El Gobierno de España anunció que prohibirá el acceso a plataformas digitales a todos los menores de 16 años.
Esta medida, presentada por el presidente Pedro Sánchez durante la Cumbre Mundial de Gobiernos, busca proteger a los niños y adolescentes de entornos donde, según denunció, las leyes suelen ignorarse y los delitos se toleran de forma sistemática.
Un plan integral para recuperar la seguridad digital
La iniciativa no se limita solo a la restricción de edad, sino que forma parte de un paquete de cinco medidas diseñadas para que el Estado retome el control sobre los espacios virtuales y los convierta en entornos más saludables y democráticos.
Entre los puntos clave que deben conocer los padres y educadores se encuentran:
- Prohibición total de acceso: Los menores de 16 años no podrán tener perfiles en redes sociales.
- Persecución de la impunidad: Se busca poner fin a la falta de responsabilidad de los directivos de las grandes plataformas ante contenidos ilícitos.
- Combate al odio y la polarización: Creación de un sistema de rastreo para identificar la "huella de odio" en el entorno digital.
- Tipificación de nuevos delitos: Se considerará delito la manipulación de algoritmos y la amplificación de contenido ilegal.
- Investigación a gigantes tecnológicos: La Fiscalía investigará delitos cometidos en plataformas como TikTok, Instagram y Grok (la IA de X).
Los peligros detrás de la pantalla
La urgencia de esta regulación se ve respaldada por datos alarmantes sobre la seguridad de los menores en internet.
Recientes investigaciones revelaron que herramientas de inteligencia artificial, como Grok, han sido utilizadas para generar y compartir millones de imágenes sexualizadas, de las cuales miles correspondían a menores de edad.
Este tipo de contenidos se clasifica como material de abuso sexual infantil, una de las mayores preocupaciones de la Comisión Europea en sus investigaciones vigentes.
Cada vez más países optan por restringir las redes
España no es el único país en tomar este camino.
Australia y Francia recientemente aprobaron leyes que prohíben el acceso a redes a adolescentes años y restringen el uso de teléfonos en colegios.

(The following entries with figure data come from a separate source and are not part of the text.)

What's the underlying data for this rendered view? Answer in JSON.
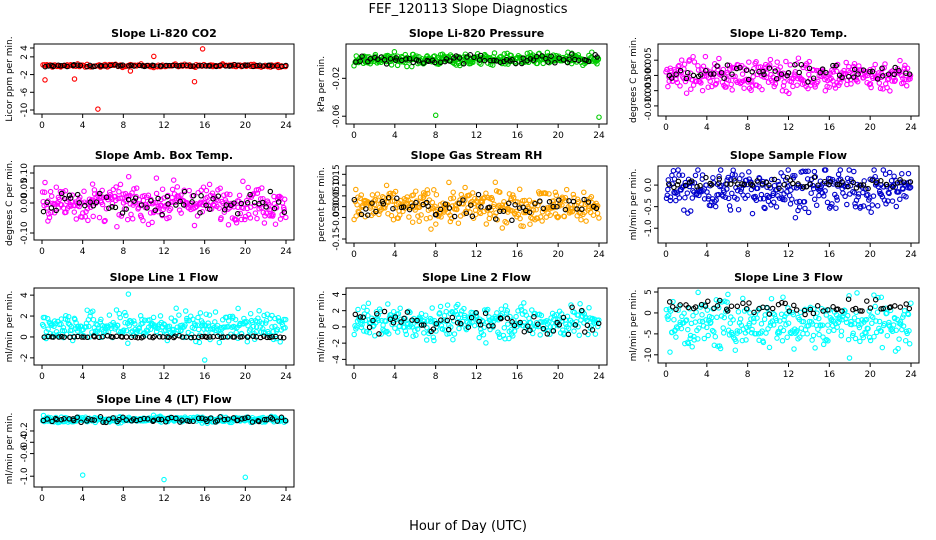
{
  "figure": {
    "title": "FEF_120113  Slope Diagnostics",
    "xlabel": "Hour of Day (UTC)"
  },
  "colors": {
    "black_series": "#000000",
    "axis": "#000000"
  },
  "chart_data": [
    {
      "type": "scatter",
      "title": "Slope Li-820 CO2",
      "ylabel": "Licor ppm per min.",
      "xlim": [
        0,
        24
      ],
      "ylim": [
        -10,
        4
      ],
      "xticks": [
        "0",
        "4",
        "8",
        "12",
        "16",
        "20",
        "24"
      ],
      "yticks": [
        "-10",
        "-6",
        "-2",
        "2",
        "4"
      ],
      "yticks_values": [
        -10,
        -6,
        -2,
        2,
        4
      ],
      "series": [
        {
          "color": "#ff0000",
          "center": 0.0,
          "spread": 0.35,
          "outliers": [
            [
              5.5,
              -9.8
            ],
            [
              15.8,
              3.8
            ],
            [
              0.3,
              -3.2
            ],
            [
              11,
              2.1
            ],
            [
              3.2,
              -3.0
            ],
            [
              8.7,
              -1.2
            ],
            [
              15,
              -3.6
            ]
          ],
          "count": 160
        },
        {
          "color": "#000000",
          "center": 0.0,
          "spread": 0.2,
          "count": 70
        }
      ]
    },
    {
      "type": "scatter",
      "title": "Slope Li-820 Pressure",
      "ylabel": "kPa per min.",
      "xlim": [
        0,
        24
      ],
      "ylim": [
        -0.064,
        0.012
      ],
      "xticks": [
        "0",
        "4",
        "8",
        "12",
        "16",
        "20",
        "24"
      ],
      "yticks": [
        "-0.06",
        "-0.02"
      ],
      "yticks_values": [
        -0.06,
        -0.02
      ],
      "series": [
        {
          "color": "#00cc00",
          "center": 0.0,
          "spread": 0.006,
          "outliers": [
            [
              8,
              -0.059
            ],
            [
              24,
              -0.061
            ]
          ],
          "count": 360
        },
        {
          "color": "#000000",
          "center": 0.0,
          "spread": 0.005,
          "count": 70
        }
      ]
    },
    {
      "type": "scatter",
      "title": "Slope Li-820 Temp.",
      "ylabel": "degrees C per min.",
      "xlim": [
        0,
        24
      ],
      "ylim": [
        -0.012,
        0.009
      ],
      "xticks": [
        "0",
        "4",
        "8",
        "12",
        "16",
        "20",
        "24"
      ],
      "yticks": [
        "-0.010",
        "-0.005",
        "0.000",
        "0.005"
      ],
      "yticks_values": [
        -0.01,
        -0.005,
        0,
        0.005
      ],
      "series": [
        {
          "color": "#ff00ff",
          "center": 0.0,
          "spread": 0.005,
          "count": 330
        },
        {
          "color": "#000000",
          "center": 0.001,
          "spread": 0.003,
          "count": 60
        }
      ]
    },
    {
      "type": "scatter",
      "title": "Slope Amb. Box Temp.",
      "ylabel": "degrees C per min.",
      "xlim": [
        0,
        24
      ],
      "ylim": [
        -0.11,
        0.11
      ],
      "xticks": [
        "0",
        "4",
        "8",
        "12",
        "16",
        "20",
        "24"
      ],
      "yticks": [
        "-0.10",
        "0.00",
        "0.05",
        "0.10"
      ],
      "yticks_values": [
        -0.1,
        0,
        0.05,
        0.1
      ],
      "series": [
        {
          "color": "#ff00ff",
          "center": 0.0,
          "spread": 0.06,
          "count": 330
        },
        {
          "color": "#000000",
          "center": 0.0,
          "spread": 0.04,
          "count": 60
        }
      ]
    },
    {
      "type": "scatter",
      "title": "Slope Gas Stream RH",
      "ylabel": "percent per min.",
      "xlim": [
        0,
        24
      ],
      "ylim": [
        -0.15,
        0.17
      ],
      "xticks": [
        "0",
        "4",
        "8",
        "12",
        "16",
        "20",
        "24"
      ],
      "yticks": [
        "-0.15",
        "-0.05",
        "0.00",
        "0.05",
        "0.10",
        "0.15"
      ],
      "yticks_values": [
        -0.15,
        -0.05,
        0,
        0.05,
        0.1,
        0.15
      ],
      "series": [
        {
          "color": "#ffa500",
          "center": 0.0,
          "spread": 0.08,
          "count": 360
        },
        {
          "color": "#000000",
          "center": 0.0,
          "spread": 0.05,
          "count": 60
        }
      ]
    },
    {
      "type": "scatter",
      "title": "Slope Sample Flow",
      "ylabel": "ml/min per min.",
      "xlim": [
        0,
        24
      ],
      "ylim": [
        -1.25,
        0.35
      ],
      "xticks": [
        "0",
        "4",
        "8",
        "12",
        "16",
        "20",
        "24"
      ],
      "yticks": [
        "-1.0",
        "-0.5",
        "0.0"
      ],
      "yticks_values": [
        -1,
        -0.5,
        0
      ],
      "series": [
        {
          "color": "#0000cc",
          "center": -0.1,
          "spread": 0.5,
          "count": 330
        },
        {
          "color": "#000000",
          "center": 0.05,
          "spread": 0.12,
          "count": 60
        }
      ]
    },
    {
      "type": "scatter",
      "title": "Slope Line 1 Flow",
      "ylabel": "ml/min per min.",
      "xlim": [
        0,
        24
      ],
      "ylim": [
        -2.3,
        4.3
      ],
      "xticks": [
        "0",
        "4",
        "8",
        "12",
        "16",
        "20",
        "24"
      ],
      "yticks": [
        "-2",
        "0",
        "2",
        "4"
      ],
      "yticks_values": [
        -2,
        0,
        2,
        4
      ],
      "series": [
        {
          "color": "#00ffff",
          "center": 1.0,
          "spread": 1.4,
          "outliers": [
            [
              16,
              -2.2
            ],
            [
              8.5,
              4.1
            ]
          ],
          "count": 330
        },
        {
          "color": "#000000",
          "center": 0.0,
          "spread": 0.08,
          "count": 70
        }
      ]
    },
    {
      "type": "scatter",
      "title": "Slope Line 2 Flow",
      "ylabel": "ml/min per min.",
      "xlim": [
        0,
        24
      ],
      "ylim": [
        -4.2,
        4.3
      ],
      "xticks": [
        "0",
        "4",
        "8",
        "12",
        "16",
        "20",
        "24"
      ],
      "yticks": [
        "-4",
        "-2",
        "0",
        "2",
        "4"
      ],
      "yticks_values": [
        -4,
        -2,
        0,
        2,
        4
      ],
      "series": [
        {
          "color": "#00ffff",
          "center": 0.7,
          "spread": 2.0,
          "count": 330
        },
        {
          "color": "#000000",
          "center": 0.5,
          "spread": 1.6,
          "count": 60
        }
      ]
    },
    {
      "type": "scatter",
      "title": "Slope Line 3 Flow",
      "ylabel": "ml/min per min.",
      "xlim": [
        0,
        24
      ],
      "ylim": [
        -11,
        5
      ],
      "xticks": [
        "0",
        "4",
        "8",
        "12",
        "16",
        "20",
        "24"
      ],
      "yticks": [
        "-10",
        "-5",
        "0",
        "5"
      ],
      "yticks_values": [
        -10,
        -5,
        0,
        5
      ],
      "series": [
        {
          "color": "#00ffff",
          "center": -2.5,
          "spread": 6,
          "count": 330
        },
        {
          "color": "#000000",
          "center": 1.5,
          "spread": 1.6,
          "count": 60
        }
      ]
    },
    {
      "type": "scatter",
      "title": "Slope Line 4 (LT) Flow",
      "ylabel": "ml/min per min.",
      "xlim": [
        0,
        24
      ],
      "ylim": [
        -1.12,
        0.1
      ],
      "xticks": [
        "0",
        "4",
        "8",
        "12",
        "16",
        "20",
        "24"
      ],
      "yticks": [
        "-1.0",
        "-0.6",
        "-0.4",
        "-0.2"
      ],
      "yticks_values": [
        -1,
        -0.6,
        -0.4,
        -0.2
      ],
      "series": [
        {
          "color": "#00ffff",
          "center": 0.0,
          "spread": 0.05,
          "outliers": [
            [
              4,
              -0.98
            ],
            [
              12,
              -1.06
            ],
            [
              20,
              -1.02
            ]
          ],
          "count": 330
        },
        {
          "color": "#000000",
          "center": 0.0,
          "spread": 0.05,
          "count": 70
        }
      ]
    }
  ]
}
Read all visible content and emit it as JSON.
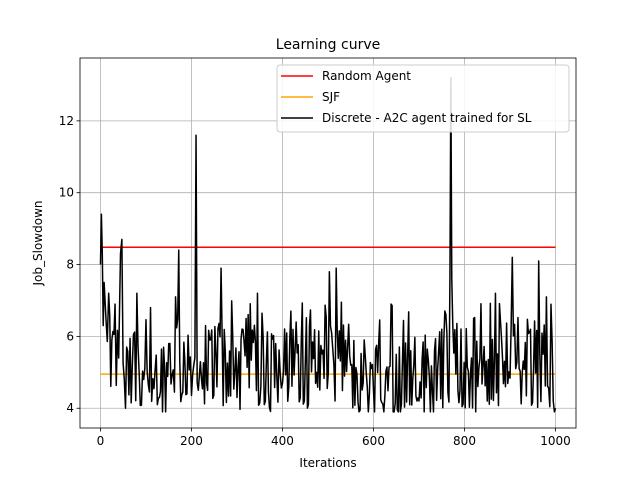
{
  "chart_data": {
    "type": "line",
    "title": "Learning curve",
    "xlabel": "Iterations",
    "ylabel": "Job_Slowdown",
    "xlim": [
      -45,
      1045
    ],
    "ylim": [
      3.45,
      13.75
    ],
    "x_ticks": [
      0,
      200,
      400,
      600,
      800,
      1000
    ],
    "y_ticks": [
      4,
      6,
      8,
      10,
      12
    ],
    "grid": true,
    "legend_position": "top-right",
    "series": [
      {
        "name": "Random Agent",
        "color": "#ff0000",
        "constant": 8.48,
        "x_range": [
          0,
          1000
        ]
      },
      {
        "name": "SJF",
        "color": "#ffa500",
        "constant": 4.95,
        "x_range": [
          0,
          1000
        ]
      },
      {
        "name": "Discrete - A2C agent trained for SL",
        "color": "#000000",
        "key_points": [
          [
            0,
            8.0
          ],
          [
            2,
            9.4
          ],
          [
            4,
            8.3
          ],
          [
            6,
            6.3
          ],
          [
            8,
            7.5
          ],
          [
            12,
            6.5
          ],
          [
            18,
            7.2
          ],
          [
            25,
            5.9
          ],
          [
            32,
            6.9
          ],
          [
            40,
            5.4
          ],
          [
            44,
            8.3
          ],
          [
            47,
            8.7
          ],
          [
            55,
            4.0
          ],
          [
            70,
            5.2
          ],
          [
            80,
            7.2
          ],
          [
            95,
            4.8
          ],
          [
            110,
            6.8
          ],
          [
            125,
            4.1
          ],
          [
            150,
            5.8
          ],
          [
            165,
            7.1
          ],
          [
            172,
            8.4
          ],
          [
            190,
            4.4
          ],
          [
            205,
            5.2
          ],
          [
            210,
            11.6
          ],
          [
            215,
            4.5
          ],
          [
            240,
            5.9
          ],
          [
            265,
            7.9
          ],
          [
            300,
            4.3
          ],
          [
            320,
            6.5
          ],
          [
            345,
            7.2
          ],
          [
            360,
            4.1
          ],
          [
            385,
            5.8
          ],
          [
            400,
            4.7
          ],
          [
            430,
            6.4
          ],
          [
            475,
            5.0
          ],
          [
            503,
            7.8
          ],
          [
            518,
            7.9
          ],
          [
            550,
            5.2
          ],
          [
            600,
            4.5
          ],
          [
            650,
            5.5
          ],
          [
            700,
            4.2
          ],
          [
            750,
            6.2
          ],
          [
            768,
            7.7
          ],
          [
            770,
            13.2
          ],
          [
            772,
            7.6
          ],
          [
            790,
            4.5
          ],
          [
            820,
            6.5
          ],
          [
            850,
            4.2
          ],
          [
            868,
            7.2
          ],
          [
            890,
            4.6
          ],
          [
            905,
            8.2
          ],
          [
            920,
            5.1
          ],
          [
            945,
            6.2
          ],
          [
            963,
            8.1
          ],
          [
            980,
            7.1
          ],
          [
            995,
            4.2
          ],
          [
            1000,
            4.0
          ]
        ]
      }
    ]
  }
}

Estas medidas surgen en un contexto de creciente preocupación por la salud integral de los adolescentes, donde también se ha observado un descenso en conductas de autocuidado y prevención sanitaria en las últimas décadas.
Con esta decisión, se busca priorizar el bienestar emocional y la seguridad de los más jóvenes frente a la desregulación de la denominada "tecnocasta".